The rest of the country will move to slightly relaxed restrictions, or alert level 3, on Tuesday night, but with most cases of Covid-19 in Auckland, the city’s level 4 lockdown has been extended by another two weeks.
On 30 August, the country recorded 53 new Covid-19 infections in the community.
A second case at the University of Auckland was revealed on 25 August. The case involved a staff member at the science centre on 17 August and has potentially exposed numerous people to Covid-19 in building 303 of the university.
The Health Research Council of New Zealand has announced a “blanket extension” for reports associated with grant applications and contracts while any part of the country is in level 3 or above. The deadline for Health Delivery Research Activation Grants and Health Delivery Research Career Development Awards has been extended from 2 September to 16 September.
The Tertiary Education Union’s academic freedom conference on 31 August and 1 September is among many events to have been moved online.
Sarah Proctor-Thomson, women’s officer at the union, said in an editorial on the TEU website that “despite Aotearoa [New Zealand] being shielded from some of the worst impacts of Covid-19…our institutions and staff are struggling”.
She said the forthcoming TEU “pulse” survey of tertiary staff would show “increasingly worrying patterns of extensive stress and burnout” due to the pandemic. “Since our first survey in May 2020, the percentage of participants experiencing ‘high’ to ‘very high’ levels of stress has increased from 24 per cent to 40 per cent,” she wrote.
With a large number of the cases in the Pasifika community, experts have called for more work on connecting with those groups.

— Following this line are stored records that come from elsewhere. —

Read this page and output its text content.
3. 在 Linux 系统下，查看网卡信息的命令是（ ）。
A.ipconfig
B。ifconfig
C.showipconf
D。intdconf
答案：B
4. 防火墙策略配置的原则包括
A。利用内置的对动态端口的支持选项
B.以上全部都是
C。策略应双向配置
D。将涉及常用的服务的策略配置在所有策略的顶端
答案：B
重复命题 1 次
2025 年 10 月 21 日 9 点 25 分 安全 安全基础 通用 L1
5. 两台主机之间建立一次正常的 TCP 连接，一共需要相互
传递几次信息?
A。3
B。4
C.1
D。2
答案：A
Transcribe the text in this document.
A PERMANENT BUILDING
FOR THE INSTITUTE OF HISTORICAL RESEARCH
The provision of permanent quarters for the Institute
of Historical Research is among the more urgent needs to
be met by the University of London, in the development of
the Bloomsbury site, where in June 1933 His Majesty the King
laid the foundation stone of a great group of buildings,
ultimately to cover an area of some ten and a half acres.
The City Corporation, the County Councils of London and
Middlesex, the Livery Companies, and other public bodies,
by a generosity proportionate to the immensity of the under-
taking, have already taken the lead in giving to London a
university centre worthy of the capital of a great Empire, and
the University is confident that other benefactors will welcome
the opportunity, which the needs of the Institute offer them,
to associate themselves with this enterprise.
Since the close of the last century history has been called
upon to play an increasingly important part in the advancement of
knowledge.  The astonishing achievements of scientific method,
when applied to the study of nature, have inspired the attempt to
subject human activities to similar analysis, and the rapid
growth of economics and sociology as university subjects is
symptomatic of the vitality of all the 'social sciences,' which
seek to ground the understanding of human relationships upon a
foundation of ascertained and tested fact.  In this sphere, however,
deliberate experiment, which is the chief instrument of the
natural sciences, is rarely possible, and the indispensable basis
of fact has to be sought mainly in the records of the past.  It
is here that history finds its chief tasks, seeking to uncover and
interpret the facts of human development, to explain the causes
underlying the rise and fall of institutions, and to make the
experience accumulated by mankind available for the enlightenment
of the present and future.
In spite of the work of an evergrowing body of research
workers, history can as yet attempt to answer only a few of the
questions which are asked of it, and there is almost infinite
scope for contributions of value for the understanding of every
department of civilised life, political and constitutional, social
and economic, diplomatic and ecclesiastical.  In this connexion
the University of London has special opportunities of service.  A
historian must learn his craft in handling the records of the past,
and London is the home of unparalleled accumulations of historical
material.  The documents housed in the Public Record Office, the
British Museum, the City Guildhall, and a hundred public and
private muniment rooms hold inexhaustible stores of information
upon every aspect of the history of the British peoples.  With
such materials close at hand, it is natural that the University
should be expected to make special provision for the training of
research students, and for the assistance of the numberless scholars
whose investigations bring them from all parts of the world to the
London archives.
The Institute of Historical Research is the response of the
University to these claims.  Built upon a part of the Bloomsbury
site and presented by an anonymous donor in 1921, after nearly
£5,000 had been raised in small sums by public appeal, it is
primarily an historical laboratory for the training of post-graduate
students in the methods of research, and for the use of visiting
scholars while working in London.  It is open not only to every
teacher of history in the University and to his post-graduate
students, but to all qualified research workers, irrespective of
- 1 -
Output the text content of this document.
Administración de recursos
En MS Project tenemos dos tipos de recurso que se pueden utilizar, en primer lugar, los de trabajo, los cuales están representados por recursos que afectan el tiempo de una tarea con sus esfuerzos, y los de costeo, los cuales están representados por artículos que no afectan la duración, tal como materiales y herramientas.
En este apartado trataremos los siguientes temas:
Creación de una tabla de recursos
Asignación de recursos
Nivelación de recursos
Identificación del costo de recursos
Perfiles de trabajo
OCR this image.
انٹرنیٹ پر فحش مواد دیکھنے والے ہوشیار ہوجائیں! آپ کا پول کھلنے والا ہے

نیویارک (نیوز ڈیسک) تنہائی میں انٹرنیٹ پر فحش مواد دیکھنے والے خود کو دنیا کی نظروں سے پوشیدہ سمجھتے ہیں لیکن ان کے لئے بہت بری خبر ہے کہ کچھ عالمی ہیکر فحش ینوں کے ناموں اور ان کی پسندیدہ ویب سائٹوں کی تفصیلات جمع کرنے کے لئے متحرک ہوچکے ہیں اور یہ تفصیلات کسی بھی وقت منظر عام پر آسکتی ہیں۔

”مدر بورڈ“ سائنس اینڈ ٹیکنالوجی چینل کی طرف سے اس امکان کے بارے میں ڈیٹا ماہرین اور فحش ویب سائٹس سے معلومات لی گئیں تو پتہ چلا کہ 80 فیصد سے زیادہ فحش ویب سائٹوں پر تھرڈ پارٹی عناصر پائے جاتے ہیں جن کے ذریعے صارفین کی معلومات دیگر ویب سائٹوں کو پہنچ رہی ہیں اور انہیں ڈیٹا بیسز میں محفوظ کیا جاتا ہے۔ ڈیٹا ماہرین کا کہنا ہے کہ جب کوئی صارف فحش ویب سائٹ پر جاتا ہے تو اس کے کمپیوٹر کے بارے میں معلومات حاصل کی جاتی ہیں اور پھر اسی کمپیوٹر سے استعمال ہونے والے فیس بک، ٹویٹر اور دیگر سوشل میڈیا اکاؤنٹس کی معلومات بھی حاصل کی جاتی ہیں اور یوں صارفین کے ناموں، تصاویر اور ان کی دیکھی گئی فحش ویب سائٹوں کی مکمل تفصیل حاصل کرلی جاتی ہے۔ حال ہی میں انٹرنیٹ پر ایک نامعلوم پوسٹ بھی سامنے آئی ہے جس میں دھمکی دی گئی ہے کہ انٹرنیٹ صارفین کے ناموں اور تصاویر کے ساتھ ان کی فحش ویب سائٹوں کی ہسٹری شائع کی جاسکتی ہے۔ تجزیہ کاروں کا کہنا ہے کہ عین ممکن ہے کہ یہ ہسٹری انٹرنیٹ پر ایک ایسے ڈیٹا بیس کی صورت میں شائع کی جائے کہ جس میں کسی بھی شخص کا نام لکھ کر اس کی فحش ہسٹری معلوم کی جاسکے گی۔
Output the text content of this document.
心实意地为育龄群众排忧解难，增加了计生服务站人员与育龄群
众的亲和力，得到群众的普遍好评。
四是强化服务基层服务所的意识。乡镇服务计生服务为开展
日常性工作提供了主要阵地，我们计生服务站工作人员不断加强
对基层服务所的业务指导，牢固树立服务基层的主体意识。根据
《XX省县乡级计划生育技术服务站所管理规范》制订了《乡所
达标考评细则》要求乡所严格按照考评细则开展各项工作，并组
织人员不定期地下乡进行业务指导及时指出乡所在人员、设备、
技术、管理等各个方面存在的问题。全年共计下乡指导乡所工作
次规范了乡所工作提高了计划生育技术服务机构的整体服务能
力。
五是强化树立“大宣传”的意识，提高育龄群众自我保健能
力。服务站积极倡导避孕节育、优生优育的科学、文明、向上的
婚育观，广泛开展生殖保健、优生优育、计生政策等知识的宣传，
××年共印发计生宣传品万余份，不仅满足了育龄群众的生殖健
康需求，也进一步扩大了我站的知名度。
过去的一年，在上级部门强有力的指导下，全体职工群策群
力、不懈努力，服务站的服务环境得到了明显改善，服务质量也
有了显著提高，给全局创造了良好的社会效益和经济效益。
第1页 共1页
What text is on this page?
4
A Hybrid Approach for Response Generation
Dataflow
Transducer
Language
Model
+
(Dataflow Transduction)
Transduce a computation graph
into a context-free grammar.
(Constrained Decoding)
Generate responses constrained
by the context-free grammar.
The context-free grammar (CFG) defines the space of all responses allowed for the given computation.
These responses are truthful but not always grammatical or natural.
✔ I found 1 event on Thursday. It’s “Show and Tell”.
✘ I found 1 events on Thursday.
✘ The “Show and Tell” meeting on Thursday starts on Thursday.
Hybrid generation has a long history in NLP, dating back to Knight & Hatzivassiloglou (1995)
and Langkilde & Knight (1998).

Dianne Sika-Paotonu, associate dean for the Pacific at the University of Otago, said that “it was known from the outset of the Covid-19 pandemic that Pacific peoples and Māori communities were vulnerable to being disproportionately affected by Covid-19 and would require prioritisation, especially for the vaccination rollout. Vaccination rates for Pacific peoples collectively across Aotearoa New Zealand remain of significant concern.”
“The implications for the Covid-19 vaccination campaign and priority-setting moving forward is that more work and support is needed to ensure Pacific and Māori peoples and communities are indeed being prioritised.”